Expertise
With 2,615 km of sewer pipes, 3,906 km of water pipes and 885 km of stormwater infrastructure, Mangaung Metropolitan Municipality appointed SMEC South Africa to develop operational and maintenance plans for its ageing water and sanitation infrastructure. As part of the Asset Investigation, SMEC devised a Computer Vision Model to speed up analysis of underground CCTV footage.

Computer Vision Model

 

SMEC has developed an innovative solution to incorporate Artificial Intelligence (AI) into its workflow processes. Instead of reviewing thousands of hours of CCTV footage manually, the team is training several computer vision models for different types of infrastructure analysis to automatically extract relevant details from footage (video and images).

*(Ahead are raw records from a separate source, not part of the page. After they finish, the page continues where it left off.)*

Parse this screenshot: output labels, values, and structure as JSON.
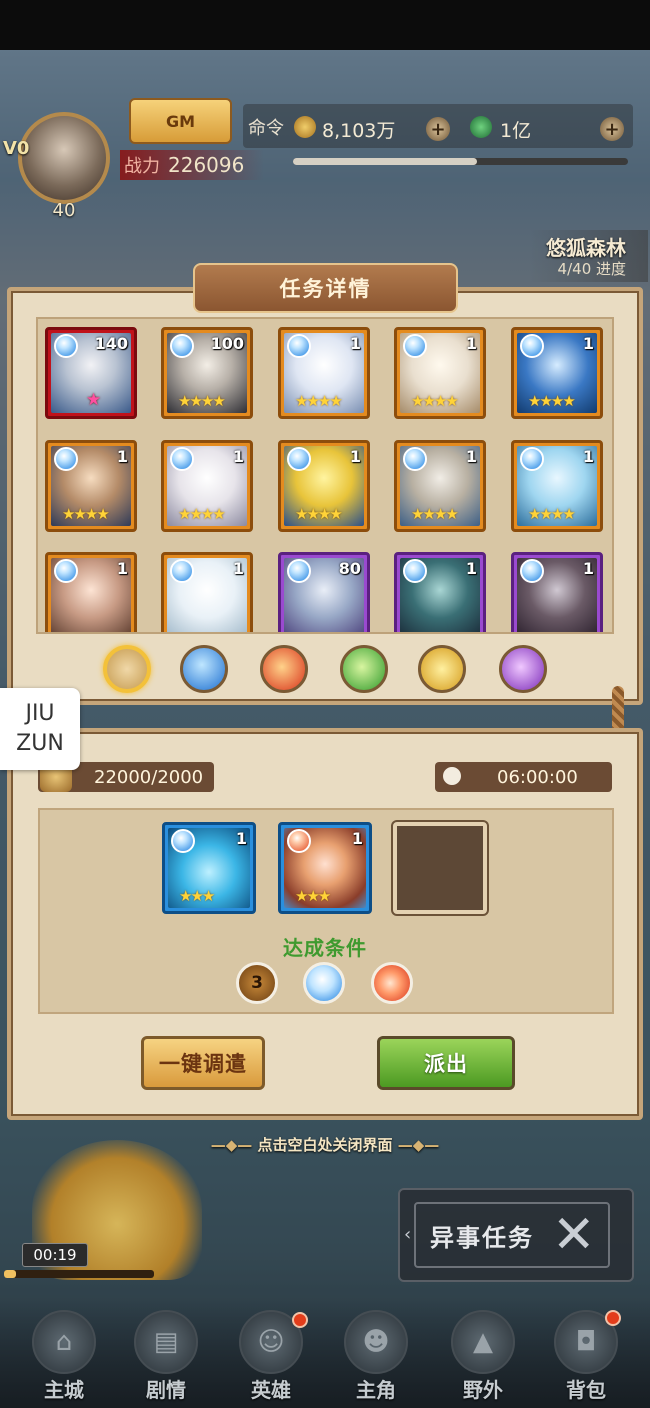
{
  "hud": {
    "vip": "V0",
    "level": "40",
    "gm_label": "GM",
    "power_label": "战力",
    "power_value": "226096",
    "command_label": "命令",
    "gold_value": "8,103万",
    "jade_value": "1亿",
    "xp_fraction": 0.55,
    "stage_name": "悠狐森林",
    "stage_progress": "4/40 进度"
  },
  "task_panel": {
    "title": "任务详情",
    "heroes": [
      {
        "level": "140",
        "frame": "red",
        "element": "water",
        "stars": "",
        "special_star": "★"
      },
      {
        "level": "100",
        "frame": "orange",
        "element": "water",
        "stars": "★★★★",
        "special_star": ""
      },
      {
        "level": "1",
        "frame": "orange",
        "element": "water",
        "stars": "★★★★",
        "special_star": ""
      },
      {
        "level": "1",
        "frame": "orange",
        "element": "water",
        "stars": "★★★★",
        "special_star": ""
      },
      {
        "level": "1",
        "frame": "orange",
        "element": "water",
        "stars": "★★★★",
        "special_star": ""
      },
      {
        "level": "1",
        "frame": "orange",
        "element": "water",
        "stars": "★★★★",
        "special_star": ""
      },
      {
        "level": "1",
        "frame": "orange",
        "element": "water",
        "stars": "★★★★",
        "special_star": ""
      },
      {
        "level": "1",
        "frame": "orange",
        "element": "water",
        "stars": "★★★★",
        "special_star": ""
      },
      {
        "level": "1",
        "frame": "orange",
        "element": "water",
        "stars": "★★★★",
        "special_star": ""
      },
      {
        "level": "1",
        "frame": "orange",
        "element": "water",
        "stars": "★★★★",
        "special_star": ""
      },
      {
        "level": "1",
        "frame": "orange",
        "element": "water",
        "stars": "",
        "special_star": ""
      },
      {
        "level": "1",
        "frame": "orange",
        "element": "water",
        "stars": "",
        "special_star": ""
      },
      {
        "level": "80",
        "frame": "purple",
        "element": "water",
        "stars": "",
        "special_star": ""
      },
      {
        "level": "1",
        "frame": "purple",
        "element": "water",
        "stars": "",
        "special_star": ""
      },
      {
        "level": "1",
        "frame": "purple",
        "element": "water",
        "stars": "",
        "special_star": ""
      }
    ],
    "element_filters": [
      "all",
      "water",
      "fire",
      "wind",
      "light",
      "dark"
    ],
    "selected_filter": "all"
  },
  "dispatch": {
    "reward_value": "22000/2000",
    "time_value": "06:00:00",
    "slots": [
      {
        "level": "1",
        "element": "water",
        "stars": "★★★",
        "frame": "blue"
      },
      {
        "level": "1",
        "element": "fire",
        "stars": "★★★",
        "frame": "blue"
      },
      {
        "empty": true
      }
    ],
    "condition_label": "达成条件",
    "conditions": [
      "3",
      "water",
      "fire"
    ],
    "auto_button": "一键调遣",
    "send_button": "派出"
  },
  "close_hint": "点击空白处关闭界面",
  "event": {
    "timer": "00:19",
    "timer_fraction": 0.08,
    "title": "异事任务"
  },
  "nav": [
    "主城",
    "剧情",
    "英雄",
    "主角",
    "野外",
    "背包"
  ],
  "overlay_badge": "JIU\nZUN",
  "colors": {
    "panel_bg": "#e9dcc2",
    "title_bar": "#9a6339",
    "condition_green": "#3f9a2f",
    "send_green": "#6fb63a",
    "auto_gold": "#e6b55c"
  }
}
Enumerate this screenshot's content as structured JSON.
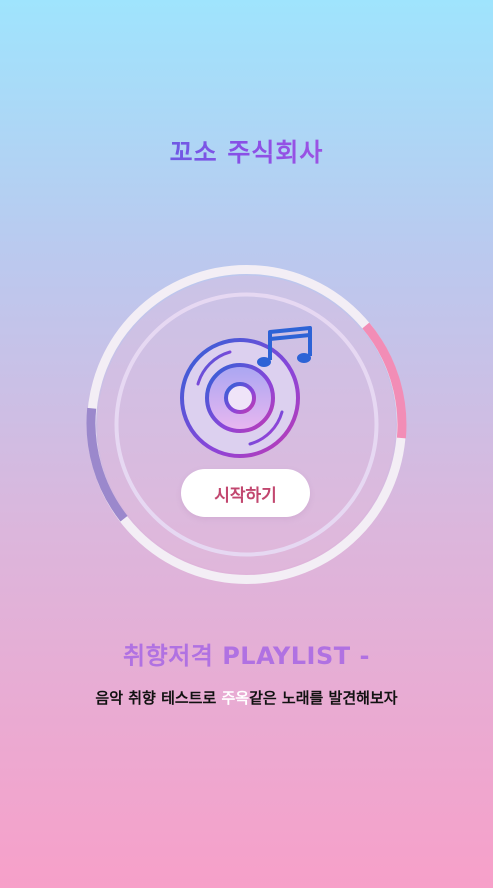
{
  "header": {
    "company_name": "꼬소 주식회사"
  },
  "hero": {
    "icon": "music-disc-icon",
    "start_button_label": "시작하기"
  },
  "footer": {
    "subtitle": "취향저격 PLAYLIST -",
    "description_before": "음악 취향 테스트로 ",
    "description_highlight": "주옥",
    "description_after": "같은 노래를 발견해보자"
  },
  "colors": {
    "bg_top": "#9fe4fd",
    "bg_bottom": "#f7a0c9",
    "accent_pink": "#f08bb4",
    "accent_purple": "#9b86cc",
    "button_text": "#c2476f",
    "subtitle": "#b071e2"
  }
}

Following the success of these completed models, we are in the process of training a model to automatically identify the locality and severity of irregularities in stormwater and sewerage pipes from previous project data. This approach reduces human error and optimises time allocation, allowing our team to focus on more complex tasks.
— Van Dyk Van Rooyen, Project Manager and Section Manager, Management Services

Figure 1 displays an example of the results from the preliminary model, with the output generated through the following process:

Deploying Artificial Intelligence for underground asset condition assessments

  1. The in-office user selects the CCTV file or folder directory of multiple files and initiates the model.
  2. The model then runs without human supervision through each video frame and searches for any irregularities learned during the training stage.
  3. If the model identifies an object (irregularity), the model outputs the following data subject to a threshold confidence level:
  • If the confidence of the detection is high, the model outputs the data shown in Table 1. In addition to this output, the model can retrieve any metadata from the video file, as requested by the client. For example, if the drone is GPS enabled, then the X and Y GPS coordinates of the identified irregularity can be extracted.
  • If the confidence of the detection is low, the irregularity is identified as an edge case and the model trims the video for later inspection by the in-office technician.
  1. The model then pushes the extracted data to a database, or the like, for record keeping.
  2. Once the model is complete, the in-office technician needs only review the CCTV footage of objects identified by the model with low confidence (edge cases), thereby substantially reducing the time required for the review. As the model is used, the reviewed low-confidence detections are used by the SMEC AI team to improve the accuracy of the model.
  3. Thereafter, the Project Engineer can assess the structured data to make data-driven decisions on the pipe replacement or point repair requirements.